En la orilla del gran río, cuyas ondas corrían bravas y crecidas por obra de abundantes lluvias, alzábase la cabaña del anciano barquero, quien dormía en ella fatigado de los trabajos del día. A medianoche, unas voces lo despertaron; eran de viajeros que querían atravesar el río.
Al salir por la puerta, vio dos grandes fuegos fatuos sobre la amarrada barca, los cuales le dijeron que tenían mucha prisa de verse en la otra orilla. El viejo no vaciló un momento: soltó las amarras y con su acostumbrada habilidad dirigió la barca cortando la corriente, mientras los desconocidos cuchicheaban veloces en un extraño lenguaje, prorrumpiendo de cuando en cuando en estrepitosas risas, y saltando alegremente sobre los bordes, los bancos y el fondo de la embarcación.
–La barca se bambolea y va a zozobrar si no os estáis quietos –dijo el viejo–; sentaos, fuegos fatuos.

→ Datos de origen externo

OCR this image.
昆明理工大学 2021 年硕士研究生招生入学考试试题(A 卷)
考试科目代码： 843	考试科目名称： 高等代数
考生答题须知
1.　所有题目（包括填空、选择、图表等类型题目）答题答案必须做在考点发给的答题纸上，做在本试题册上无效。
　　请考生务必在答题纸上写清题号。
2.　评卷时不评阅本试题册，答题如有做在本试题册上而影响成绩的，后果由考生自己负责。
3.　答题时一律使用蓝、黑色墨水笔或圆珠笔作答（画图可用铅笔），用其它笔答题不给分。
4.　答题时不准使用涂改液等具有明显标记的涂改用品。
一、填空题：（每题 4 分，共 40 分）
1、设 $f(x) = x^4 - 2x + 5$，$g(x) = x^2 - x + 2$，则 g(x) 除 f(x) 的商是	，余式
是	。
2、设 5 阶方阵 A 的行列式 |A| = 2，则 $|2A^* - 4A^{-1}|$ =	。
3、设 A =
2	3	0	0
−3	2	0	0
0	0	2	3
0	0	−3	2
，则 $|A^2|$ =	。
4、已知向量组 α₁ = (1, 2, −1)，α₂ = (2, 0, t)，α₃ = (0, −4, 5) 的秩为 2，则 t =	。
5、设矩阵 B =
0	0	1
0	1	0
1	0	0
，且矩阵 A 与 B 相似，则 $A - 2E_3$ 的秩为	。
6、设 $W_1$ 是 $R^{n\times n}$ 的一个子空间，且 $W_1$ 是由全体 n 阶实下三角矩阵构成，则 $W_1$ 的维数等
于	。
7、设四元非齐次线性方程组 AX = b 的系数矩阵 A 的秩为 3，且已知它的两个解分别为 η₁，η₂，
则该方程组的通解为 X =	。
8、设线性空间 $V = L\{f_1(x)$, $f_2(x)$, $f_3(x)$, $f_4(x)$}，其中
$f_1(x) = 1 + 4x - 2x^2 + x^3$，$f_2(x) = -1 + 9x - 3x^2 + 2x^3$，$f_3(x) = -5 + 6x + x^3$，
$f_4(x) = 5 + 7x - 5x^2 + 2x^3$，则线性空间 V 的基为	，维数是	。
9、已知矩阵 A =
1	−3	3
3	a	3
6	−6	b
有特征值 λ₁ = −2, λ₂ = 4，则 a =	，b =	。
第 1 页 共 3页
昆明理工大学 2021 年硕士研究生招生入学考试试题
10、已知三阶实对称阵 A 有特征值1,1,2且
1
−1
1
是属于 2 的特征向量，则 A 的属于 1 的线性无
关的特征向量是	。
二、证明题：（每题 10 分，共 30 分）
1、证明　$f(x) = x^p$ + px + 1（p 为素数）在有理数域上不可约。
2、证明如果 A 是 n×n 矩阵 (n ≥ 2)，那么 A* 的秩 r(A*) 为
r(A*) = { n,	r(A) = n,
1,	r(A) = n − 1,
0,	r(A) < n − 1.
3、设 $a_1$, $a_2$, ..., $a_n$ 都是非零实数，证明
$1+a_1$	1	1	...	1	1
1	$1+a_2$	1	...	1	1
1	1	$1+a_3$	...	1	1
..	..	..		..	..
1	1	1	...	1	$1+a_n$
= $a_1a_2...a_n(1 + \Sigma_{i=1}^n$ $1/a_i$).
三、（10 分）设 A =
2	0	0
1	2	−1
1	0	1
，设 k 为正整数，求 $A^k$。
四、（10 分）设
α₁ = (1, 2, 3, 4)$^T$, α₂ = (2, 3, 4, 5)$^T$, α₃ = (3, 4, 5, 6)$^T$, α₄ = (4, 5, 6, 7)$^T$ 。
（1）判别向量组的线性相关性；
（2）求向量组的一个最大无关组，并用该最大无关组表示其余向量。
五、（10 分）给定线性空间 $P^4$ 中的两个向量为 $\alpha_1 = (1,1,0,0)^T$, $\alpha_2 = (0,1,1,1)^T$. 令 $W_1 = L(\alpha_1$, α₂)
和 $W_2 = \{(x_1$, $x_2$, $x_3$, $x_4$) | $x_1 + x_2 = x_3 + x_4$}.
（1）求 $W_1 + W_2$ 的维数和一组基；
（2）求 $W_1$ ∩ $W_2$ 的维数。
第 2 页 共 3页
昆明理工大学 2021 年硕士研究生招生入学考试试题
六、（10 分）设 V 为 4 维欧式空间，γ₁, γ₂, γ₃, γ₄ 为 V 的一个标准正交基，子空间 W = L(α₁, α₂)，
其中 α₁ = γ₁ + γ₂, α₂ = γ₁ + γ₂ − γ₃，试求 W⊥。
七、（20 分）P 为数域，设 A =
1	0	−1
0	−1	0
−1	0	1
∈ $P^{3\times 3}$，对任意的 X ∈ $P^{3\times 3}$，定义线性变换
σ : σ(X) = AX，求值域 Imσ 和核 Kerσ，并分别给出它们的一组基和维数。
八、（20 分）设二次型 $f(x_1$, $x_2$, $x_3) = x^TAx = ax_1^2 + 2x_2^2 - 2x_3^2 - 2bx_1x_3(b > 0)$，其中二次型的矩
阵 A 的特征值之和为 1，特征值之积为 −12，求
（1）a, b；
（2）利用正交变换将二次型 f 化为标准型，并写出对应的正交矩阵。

De oir tal orden estallaron en grandes carcajadas, se mofaron del anciano y estuvieron aún más juguetones que antes. El viejo sufrió con paciencia sus travesuras, y bien pronto atracó en la ribera opuesta.
–¡Tomad! ¡Por vuestro trabajo! –dijeron los viajeros, y sacudiendo sus vestiduras, dejaron caer en el húmedo fondo de la barca muchas resplandecientes monedas de oro.
–¡Cielo santo! ¿Qué hacéis? –exclamó el anciano–. ¡Podéis causarme la mayor desventura! Si una sola de esas monedas de oro hubiera caído al agua, el río, que no puede soportar ese metal, se habría alzado en espantosas olas, me habría tragado con mi barca y quién sabe lo que habría sido de vosotros, ¡Recoged vuestro dinero!
–No podemos recoger lo que se ha desprendido de nosotros –respondieron.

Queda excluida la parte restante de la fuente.